Down the streets of Hingham, Mass. one day last week marched five little boys in lock step, gloomily chanting, “The last mile . . . the last mile.” Last week, over most of the U.S., boys & girls were grudgingly trudging back to school.
New York City’s Board of Education issued a special pamphlet. A parent, the pamphlet said, should explain to a child that school would not be so bad. “Tell him … he will draw, sing, play games . . . He will make many new friends . . . School will be an enjoyable . . . experience.”
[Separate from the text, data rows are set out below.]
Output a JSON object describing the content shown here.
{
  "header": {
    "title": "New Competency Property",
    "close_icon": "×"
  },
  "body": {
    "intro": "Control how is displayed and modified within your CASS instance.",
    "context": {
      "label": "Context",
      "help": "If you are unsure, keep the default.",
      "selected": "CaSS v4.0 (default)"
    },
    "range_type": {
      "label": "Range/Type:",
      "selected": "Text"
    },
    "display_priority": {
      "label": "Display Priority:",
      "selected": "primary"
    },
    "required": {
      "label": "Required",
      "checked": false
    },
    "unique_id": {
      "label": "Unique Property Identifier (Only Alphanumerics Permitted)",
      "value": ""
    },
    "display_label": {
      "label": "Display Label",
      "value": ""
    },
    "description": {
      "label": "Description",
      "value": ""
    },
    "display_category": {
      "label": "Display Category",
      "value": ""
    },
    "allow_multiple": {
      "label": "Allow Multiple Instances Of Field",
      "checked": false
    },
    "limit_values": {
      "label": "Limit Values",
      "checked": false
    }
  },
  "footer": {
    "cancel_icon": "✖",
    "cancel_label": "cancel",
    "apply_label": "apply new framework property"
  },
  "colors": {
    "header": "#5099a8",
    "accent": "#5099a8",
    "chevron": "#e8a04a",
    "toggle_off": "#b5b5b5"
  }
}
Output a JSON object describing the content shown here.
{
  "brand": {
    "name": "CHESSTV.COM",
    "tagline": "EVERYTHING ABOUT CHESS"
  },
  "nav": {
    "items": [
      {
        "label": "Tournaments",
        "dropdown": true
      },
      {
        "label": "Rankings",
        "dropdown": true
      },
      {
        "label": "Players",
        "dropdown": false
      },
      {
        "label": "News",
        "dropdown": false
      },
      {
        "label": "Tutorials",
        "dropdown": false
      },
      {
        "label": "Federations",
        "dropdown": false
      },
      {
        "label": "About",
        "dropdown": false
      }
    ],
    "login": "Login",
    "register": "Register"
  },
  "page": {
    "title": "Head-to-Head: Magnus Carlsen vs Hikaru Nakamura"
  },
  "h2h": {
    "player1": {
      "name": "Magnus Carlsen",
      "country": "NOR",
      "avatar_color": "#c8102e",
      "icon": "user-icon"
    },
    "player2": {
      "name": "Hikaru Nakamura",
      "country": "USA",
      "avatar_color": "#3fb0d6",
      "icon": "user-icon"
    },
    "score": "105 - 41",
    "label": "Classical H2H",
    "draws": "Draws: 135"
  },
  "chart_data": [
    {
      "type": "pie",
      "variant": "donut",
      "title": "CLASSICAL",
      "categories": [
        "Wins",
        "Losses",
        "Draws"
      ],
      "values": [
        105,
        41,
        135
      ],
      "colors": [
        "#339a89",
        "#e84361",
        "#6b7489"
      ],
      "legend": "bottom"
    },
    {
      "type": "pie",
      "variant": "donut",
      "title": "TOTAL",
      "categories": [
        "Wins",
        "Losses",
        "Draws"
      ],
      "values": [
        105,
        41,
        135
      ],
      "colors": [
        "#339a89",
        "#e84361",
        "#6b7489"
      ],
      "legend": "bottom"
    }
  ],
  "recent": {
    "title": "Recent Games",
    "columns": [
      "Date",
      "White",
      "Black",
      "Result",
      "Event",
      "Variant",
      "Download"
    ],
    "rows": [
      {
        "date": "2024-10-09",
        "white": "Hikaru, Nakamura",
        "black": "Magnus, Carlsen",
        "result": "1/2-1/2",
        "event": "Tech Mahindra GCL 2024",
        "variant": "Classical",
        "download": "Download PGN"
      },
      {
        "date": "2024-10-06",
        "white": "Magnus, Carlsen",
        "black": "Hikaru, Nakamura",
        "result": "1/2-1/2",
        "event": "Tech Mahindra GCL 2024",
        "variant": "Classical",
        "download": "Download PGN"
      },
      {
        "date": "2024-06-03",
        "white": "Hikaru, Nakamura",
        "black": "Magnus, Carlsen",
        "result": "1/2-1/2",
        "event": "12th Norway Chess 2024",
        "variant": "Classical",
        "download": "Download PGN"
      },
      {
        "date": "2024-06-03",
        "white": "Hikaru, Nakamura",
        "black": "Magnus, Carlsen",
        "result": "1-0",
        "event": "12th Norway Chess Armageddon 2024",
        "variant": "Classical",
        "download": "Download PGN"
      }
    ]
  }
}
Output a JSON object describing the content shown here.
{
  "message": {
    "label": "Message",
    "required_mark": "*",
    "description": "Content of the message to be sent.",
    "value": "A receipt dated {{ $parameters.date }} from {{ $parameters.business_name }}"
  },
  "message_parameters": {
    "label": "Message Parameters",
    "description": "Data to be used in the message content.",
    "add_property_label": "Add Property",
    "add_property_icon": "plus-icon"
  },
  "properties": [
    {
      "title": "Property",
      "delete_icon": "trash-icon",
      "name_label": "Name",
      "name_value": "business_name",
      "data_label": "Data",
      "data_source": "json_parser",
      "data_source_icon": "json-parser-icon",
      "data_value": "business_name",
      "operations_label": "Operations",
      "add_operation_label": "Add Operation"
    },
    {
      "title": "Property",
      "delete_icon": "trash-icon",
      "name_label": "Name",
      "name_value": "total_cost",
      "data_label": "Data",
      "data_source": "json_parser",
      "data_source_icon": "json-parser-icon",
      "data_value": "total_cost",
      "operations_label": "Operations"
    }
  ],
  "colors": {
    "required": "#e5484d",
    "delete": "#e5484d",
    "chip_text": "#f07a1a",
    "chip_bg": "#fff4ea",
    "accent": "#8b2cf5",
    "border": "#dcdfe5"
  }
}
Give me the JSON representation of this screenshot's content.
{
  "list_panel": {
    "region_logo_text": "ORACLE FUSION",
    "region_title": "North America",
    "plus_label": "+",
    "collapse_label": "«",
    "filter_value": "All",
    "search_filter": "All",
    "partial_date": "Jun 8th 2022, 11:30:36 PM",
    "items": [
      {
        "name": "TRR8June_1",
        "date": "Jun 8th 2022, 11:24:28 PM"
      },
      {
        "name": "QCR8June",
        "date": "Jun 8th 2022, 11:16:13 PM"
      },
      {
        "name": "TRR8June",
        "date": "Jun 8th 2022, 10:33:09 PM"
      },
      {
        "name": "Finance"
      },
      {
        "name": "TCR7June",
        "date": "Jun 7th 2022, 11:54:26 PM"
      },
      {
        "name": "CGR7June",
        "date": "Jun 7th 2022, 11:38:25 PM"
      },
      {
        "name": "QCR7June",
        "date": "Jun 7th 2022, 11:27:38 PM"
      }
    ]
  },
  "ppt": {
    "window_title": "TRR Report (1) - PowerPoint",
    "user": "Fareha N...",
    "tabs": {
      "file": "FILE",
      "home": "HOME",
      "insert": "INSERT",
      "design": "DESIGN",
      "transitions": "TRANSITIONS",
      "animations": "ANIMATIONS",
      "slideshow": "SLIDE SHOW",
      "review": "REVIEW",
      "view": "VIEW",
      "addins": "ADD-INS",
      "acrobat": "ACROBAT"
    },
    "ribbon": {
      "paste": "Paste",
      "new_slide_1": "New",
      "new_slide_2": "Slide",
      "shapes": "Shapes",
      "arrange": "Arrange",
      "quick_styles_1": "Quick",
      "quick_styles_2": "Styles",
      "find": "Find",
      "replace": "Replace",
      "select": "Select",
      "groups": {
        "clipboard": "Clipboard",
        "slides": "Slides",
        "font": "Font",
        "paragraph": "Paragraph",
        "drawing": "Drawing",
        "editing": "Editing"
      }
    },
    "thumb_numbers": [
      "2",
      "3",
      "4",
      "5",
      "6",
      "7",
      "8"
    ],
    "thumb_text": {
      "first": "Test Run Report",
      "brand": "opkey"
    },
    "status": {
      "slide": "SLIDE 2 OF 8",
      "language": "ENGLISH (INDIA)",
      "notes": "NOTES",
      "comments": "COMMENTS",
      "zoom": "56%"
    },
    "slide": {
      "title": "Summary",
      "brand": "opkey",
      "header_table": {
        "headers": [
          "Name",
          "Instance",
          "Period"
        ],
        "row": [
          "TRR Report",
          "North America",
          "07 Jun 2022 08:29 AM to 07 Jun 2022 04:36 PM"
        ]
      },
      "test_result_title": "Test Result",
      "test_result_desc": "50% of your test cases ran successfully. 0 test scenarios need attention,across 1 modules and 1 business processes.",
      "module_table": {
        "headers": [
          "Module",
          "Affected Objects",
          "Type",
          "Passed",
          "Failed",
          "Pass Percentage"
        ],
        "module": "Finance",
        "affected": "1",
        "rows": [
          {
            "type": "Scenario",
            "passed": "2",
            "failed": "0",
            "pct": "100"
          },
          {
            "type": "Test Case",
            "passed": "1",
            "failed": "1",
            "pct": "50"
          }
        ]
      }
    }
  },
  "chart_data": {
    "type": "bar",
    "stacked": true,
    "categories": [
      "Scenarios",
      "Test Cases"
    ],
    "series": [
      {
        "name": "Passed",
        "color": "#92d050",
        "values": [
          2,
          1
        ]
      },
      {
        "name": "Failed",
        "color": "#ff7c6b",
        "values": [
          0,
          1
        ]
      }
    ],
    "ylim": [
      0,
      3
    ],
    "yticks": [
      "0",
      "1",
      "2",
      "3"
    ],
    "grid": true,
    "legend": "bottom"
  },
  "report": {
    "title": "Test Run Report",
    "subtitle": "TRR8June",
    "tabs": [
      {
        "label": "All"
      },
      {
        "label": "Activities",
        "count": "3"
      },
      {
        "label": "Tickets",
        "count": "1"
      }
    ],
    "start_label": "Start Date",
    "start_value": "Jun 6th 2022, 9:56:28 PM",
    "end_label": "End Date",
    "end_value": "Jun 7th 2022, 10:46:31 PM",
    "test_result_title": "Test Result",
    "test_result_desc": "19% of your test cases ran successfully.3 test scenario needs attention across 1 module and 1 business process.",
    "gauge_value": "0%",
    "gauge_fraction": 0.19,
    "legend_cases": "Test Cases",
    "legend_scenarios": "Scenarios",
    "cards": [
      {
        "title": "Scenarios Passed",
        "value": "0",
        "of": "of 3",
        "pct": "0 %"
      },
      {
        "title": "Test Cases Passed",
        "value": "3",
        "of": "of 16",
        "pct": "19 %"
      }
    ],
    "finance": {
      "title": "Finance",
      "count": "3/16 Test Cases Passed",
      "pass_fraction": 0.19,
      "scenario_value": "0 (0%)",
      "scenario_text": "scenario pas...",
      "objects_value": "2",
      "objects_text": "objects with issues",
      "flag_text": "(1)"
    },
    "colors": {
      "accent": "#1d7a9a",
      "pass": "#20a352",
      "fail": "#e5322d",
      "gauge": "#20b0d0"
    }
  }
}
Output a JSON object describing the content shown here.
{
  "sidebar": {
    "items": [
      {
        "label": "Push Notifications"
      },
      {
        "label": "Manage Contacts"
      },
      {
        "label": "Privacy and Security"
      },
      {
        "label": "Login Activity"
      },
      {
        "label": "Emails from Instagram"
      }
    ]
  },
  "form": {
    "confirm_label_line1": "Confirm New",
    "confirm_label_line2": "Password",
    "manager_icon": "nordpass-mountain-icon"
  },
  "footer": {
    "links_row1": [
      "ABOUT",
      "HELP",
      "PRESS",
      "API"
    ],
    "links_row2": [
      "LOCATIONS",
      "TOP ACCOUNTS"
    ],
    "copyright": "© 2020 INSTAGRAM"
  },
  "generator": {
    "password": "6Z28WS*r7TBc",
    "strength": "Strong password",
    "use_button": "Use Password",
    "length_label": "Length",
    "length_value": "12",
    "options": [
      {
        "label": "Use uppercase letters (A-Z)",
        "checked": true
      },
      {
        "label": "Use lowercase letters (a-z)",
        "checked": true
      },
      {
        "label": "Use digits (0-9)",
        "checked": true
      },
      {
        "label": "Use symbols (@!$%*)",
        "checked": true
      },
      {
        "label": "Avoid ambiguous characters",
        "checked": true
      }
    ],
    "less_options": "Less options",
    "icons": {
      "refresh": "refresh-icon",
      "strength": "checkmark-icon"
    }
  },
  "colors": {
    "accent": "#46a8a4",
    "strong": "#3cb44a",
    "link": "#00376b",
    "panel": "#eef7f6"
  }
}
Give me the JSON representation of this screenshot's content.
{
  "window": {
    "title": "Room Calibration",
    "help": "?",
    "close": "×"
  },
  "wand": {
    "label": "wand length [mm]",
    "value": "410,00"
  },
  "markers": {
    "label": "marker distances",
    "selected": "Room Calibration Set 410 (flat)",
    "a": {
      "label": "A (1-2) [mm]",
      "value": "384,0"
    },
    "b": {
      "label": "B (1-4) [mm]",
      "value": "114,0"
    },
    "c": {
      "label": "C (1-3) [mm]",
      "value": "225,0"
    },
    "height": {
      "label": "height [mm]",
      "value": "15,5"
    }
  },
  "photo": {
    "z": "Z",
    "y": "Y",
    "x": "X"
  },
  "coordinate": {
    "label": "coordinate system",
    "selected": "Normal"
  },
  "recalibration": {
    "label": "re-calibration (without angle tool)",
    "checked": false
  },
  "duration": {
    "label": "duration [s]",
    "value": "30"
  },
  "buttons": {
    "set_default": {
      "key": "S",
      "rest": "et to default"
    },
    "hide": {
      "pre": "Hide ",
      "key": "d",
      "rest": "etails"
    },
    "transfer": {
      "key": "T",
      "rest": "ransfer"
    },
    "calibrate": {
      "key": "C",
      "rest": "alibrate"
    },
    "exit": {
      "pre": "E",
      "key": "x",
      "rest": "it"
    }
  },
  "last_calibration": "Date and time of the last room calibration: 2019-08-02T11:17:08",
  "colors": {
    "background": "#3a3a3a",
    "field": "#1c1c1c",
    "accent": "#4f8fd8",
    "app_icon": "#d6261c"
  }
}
It was an experience not equally enjoyable to all. In King George County, Va., ten Negro children, led by a Negro lawyer, tried—and failed—to enroll in the white high school; and 29 more tried to do the same in Gloucester County. Their own schools, the Negroes said, were “wholly inadequate.” The Negroes of King George County were especially discontented with their library. Sample books: The Love Letters of a Worldly Woman, a 1937 Bell System Technical Journal, a 1905 Annual Report of the Librarian of Congress, and a 1925 Carnegie Endowment for International Peace Yearbook.
All schools had one common complaint: too many students. In many a U.S. city and town, schools would operate in two shifts. Youngsters would be going to school in cafeterias, churches, and prefabs —and no immediate relief in sight. Said a Detroit school official: “It will be tough through 1955.”